Я забываю обо всем и начинаю рассказывать.
- Дионис разгневался! И от этого гнева все кругом сразу опьянело, все потеряло голову - все перемешалось в хаосе! Все скачут, прыгают, кричат, хохочут. Он отнял разум! Вся толпа людей опьянела сразу!..
В этой толпе самые спокойные, сохранившие разум - это пантеры, они смотрят с презрением на людей…
А над всем этим - Дионис, женственный, но величественный и гневный, полуподнявшийся со своего золоченого ложа!
- Как я завидую вам, Татьяна Александровна! - говорит Сидоренко. - При таком увлечении искусством можно совсем забыть об окружающей жизни!
- Не всегда! - говорю я со вздохом.
Сидоренко насторожился. Я быстро меняю тему разговора.
- Были ли вы у наших?
- Нет, я ехал югом через Волочиск, но я написал Евгении Львовне, что еду сюда… кстати, идя к вам, я встретил Старка, Что он тут делает? Кажется, в Кампании насчет лесов слабо. Он был у вас?

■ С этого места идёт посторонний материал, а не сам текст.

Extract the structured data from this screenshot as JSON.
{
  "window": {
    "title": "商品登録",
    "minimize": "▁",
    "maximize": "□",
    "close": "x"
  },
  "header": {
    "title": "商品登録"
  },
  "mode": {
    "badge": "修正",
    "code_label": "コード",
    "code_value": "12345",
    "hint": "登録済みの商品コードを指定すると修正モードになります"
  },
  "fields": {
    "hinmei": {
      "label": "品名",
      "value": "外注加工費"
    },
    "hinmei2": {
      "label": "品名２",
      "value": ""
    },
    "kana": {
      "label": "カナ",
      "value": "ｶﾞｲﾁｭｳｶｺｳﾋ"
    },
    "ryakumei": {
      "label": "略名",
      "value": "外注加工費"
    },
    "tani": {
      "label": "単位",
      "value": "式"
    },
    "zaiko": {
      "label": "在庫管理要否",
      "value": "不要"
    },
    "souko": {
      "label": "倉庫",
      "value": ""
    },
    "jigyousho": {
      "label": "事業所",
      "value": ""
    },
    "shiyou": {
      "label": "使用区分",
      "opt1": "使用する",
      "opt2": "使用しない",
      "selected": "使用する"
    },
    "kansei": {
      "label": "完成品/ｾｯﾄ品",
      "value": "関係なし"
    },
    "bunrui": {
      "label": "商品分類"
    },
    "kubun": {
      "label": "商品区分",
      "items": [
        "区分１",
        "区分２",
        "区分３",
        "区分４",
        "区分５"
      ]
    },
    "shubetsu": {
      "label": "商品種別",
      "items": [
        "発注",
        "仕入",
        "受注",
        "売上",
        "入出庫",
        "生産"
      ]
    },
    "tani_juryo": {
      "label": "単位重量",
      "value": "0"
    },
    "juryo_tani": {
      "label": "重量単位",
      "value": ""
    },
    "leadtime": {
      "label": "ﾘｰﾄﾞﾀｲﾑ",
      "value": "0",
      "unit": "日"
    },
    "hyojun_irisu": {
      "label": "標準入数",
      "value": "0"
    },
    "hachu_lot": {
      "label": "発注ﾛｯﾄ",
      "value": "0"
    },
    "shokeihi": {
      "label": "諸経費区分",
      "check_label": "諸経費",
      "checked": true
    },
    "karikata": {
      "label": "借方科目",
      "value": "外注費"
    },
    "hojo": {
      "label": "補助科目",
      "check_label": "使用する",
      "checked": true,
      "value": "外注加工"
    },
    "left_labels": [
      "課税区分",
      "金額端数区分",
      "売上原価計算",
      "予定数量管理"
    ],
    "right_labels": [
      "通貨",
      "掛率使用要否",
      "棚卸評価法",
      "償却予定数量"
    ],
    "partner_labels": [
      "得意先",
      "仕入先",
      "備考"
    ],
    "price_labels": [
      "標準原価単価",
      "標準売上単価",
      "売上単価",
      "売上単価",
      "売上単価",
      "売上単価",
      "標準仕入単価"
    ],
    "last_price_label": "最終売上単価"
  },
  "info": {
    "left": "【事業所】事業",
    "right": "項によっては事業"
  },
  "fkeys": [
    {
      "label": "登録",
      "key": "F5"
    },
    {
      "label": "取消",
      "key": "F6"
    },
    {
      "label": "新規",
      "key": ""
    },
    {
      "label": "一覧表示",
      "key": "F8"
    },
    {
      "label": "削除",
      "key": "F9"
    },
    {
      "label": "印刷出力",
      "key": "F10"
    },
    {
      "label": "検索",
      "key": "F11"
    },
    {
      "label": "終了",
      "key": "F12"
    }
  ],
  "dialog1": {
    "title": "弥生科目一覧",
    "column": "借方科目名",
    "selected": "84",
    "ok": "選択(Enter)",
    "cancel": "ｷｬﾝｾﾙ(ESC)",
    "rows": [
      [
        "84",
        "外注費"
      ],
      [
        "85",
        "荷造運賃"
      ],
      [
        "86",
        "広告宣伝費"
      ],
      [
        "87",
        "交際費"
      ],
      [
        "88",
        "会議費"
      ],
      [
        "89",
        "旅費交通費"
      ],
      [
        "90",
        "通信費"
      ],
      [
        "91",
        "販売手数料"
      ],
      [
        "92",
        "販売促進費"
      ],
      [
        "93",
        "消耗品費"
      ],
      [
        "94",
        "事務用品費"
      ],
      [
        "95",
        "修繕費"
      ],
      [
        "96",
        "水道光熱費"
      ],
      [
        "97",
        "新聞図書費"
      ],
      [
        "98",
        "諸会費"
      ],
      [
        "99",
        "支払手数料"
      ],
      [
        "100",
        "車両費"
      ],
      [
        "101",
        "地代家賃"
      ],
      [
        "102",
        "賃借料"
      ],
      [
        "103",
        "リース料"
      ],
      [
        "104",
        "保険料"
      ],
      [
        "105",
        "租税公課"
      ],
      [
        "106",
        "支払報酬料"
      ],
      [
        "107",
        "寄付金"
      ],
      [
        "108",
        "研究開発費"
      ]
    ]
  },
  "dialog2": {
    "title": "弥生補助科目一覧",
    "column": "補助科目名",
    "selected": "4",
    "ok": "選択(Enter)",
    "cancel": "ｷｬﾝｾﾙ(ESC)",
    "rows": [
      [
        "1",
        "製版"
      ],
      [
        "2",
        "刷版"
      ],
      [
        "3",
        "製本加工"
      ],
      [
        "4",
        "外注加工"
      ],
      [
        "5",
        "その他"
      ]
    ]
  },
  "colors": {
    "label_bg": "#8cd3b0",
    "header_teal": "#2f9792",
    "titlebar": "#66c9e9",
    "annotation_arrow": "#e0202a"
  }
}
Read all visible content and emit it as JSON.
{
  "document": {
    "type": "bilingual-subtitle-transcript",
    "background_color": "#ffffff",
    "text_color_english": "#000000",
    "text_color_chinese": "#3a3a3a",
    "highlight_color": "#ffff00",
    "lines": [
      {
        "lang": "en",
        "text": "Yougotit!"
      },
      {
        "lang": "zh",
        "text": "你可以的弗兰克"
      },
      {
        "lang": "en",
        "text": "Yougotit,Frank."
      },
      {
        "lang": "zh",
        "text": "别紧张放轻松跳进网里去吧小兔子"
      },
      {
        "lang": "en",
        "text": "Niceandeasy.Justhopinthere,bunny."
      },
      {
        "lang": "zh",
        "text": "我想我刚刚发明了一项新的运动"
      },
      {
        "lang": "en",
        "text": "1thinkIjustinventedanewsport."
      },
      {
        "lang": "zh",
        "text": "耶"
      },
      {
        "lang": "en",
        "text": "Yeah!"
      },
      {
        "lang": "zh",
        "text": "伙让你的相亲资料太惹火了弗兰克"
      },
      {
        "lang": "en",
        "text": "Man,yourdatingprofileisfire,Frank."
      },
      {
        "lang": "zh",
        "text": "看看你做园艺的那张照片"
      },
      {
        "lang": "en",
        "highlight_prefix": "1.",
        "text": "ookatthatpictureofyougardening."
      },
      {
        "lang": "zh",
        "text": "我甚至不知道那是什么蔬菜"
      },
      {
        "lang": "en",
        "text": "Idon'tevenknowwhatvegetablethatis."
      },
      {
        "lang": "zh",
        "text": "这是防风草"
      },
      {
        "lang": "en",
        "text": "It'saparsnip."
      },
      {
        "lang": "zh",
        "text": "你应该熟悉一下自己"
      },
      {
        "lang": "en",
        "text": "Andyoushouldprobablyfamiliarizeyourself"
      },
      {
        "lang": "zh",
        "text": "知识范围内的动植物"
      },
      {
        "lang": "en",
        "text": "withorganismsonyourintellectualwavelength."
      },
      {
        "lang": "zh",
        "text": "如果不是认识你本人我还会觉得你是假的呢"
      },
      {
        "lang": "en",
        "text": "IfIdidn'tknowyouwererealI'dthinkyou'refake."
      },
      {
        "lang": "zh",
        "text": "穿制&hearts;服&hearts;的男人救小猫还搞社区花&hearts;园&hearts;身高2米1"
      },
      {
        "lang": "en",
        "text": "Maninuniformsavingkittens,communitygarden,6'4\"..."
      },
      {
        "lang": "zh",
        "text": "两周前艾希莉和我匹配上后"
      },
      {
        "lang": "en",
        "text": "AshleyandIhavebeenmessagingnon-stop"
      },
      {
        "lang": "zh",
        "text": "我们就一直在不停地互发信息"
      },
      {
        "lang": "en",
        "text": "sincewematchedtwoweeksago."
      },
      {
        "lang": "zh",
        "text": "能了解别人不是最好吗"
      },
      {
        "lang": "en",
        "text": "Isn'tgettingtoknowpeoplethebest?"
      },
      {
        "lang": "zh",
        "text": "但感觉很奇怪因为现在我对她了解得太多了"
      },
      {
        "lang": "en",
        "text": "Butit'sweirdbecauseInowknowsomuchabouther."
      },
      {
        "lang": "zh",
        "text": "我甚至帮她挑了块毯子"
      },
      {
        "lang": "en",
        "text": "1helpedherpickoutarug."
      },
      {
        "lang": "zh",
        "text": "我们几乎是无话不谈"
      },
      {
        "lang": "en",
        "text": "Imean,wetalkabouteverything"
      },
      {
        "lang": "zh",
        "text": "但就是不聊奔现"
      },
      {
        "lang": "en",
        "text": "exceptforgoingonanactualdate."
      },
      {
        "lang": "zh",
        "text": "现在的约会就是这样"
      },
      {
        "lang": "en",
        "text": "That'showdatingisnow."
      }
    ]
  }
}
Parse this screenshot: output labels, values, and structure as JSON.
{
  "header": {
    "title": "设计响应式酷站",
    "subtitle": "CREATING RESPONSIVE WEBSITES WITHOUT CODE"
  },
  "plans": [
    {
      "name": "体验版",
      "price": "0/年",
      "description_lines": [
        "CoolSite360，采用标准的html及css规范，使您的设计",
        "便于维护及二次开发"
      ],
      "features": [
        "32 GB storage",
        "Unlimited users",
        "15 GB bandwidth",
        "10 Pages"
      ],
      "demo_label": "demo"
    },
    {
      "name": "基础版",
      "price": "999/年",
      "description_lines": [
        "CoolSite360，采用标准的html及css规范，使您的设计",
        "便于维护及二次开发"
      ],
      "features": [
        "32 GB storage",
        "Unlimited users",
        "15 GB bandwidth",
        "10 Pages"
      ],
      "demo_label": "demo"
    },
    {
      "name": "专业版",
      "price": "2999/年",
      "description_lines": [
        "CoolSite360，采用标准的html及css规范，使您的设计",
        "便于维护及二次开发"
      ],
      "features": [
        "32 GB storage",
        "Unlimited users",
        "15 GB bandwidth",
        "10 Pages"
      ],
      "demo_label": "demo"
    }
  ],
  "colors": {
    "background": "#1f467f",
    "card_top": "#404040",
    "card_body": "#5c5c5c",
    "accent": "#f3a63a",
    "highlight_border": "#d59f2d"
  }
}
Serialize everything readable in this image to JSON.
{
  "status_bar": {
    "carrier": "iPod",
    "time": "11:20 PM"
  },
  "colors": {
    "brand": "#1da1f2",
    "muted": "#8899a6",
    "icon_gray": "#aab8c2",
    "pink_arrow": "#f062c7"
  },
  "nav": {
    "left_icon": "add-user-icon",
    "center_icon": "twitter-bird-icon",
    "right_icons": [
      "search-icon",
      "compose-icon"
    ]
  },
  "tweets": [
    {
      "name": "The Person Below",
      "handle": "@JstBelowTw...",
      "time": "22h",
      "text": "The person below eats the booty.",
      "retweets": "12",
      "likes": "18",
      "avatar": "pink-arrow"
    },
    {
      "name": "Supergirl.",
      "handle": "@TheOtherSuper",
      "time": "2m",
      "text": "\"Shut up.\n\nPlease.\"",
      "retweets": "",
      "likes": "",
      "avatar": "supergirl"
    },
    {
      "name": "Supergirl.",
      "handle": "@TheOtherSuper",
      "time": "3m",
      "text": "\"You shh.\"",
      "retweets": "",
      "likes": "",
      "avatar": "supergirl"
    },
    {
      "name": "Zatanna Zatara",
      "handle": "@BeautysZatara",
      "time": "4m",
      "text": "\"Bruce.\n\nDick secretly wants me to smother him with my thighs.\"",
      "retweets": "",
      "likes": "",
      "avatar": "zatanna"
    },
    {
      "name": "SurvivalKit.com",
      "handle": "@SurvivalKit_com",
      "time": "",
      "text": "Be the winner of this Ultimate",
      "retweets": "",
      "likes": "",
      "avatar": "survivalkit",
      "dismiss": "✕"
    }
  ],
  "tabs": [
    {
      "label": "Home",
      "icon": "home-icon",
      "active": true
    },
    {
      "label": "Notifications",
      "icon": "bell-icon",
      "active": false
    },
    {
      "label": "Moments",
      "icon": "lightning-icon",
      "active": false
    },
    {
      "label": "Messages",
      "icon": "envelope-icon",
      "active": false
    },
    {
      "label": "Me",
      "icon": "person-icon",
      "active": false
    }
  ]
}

- Он бывает. Если вы придете ко мне завтра, то его увидите.
- Мне бы хотелось лучше поболтать с вами, по-прежнему… как бывало в С. Эх, славное было время! - встряхивает он кудрями, - А вы скоро в Питер?
- Не знаю. Как кончу картину, поеду не надолго, а потом опять вернусь! - говорю я грустно.
- Вы опять вернетесь! - восклицает он радостно.
- Да, весной, - поправляюсь я, - только за картиной.
Он смотрит на меня испытующе.
Я делаю вид, что не замечаю его взгляда, звоню и велю подавать завтрак.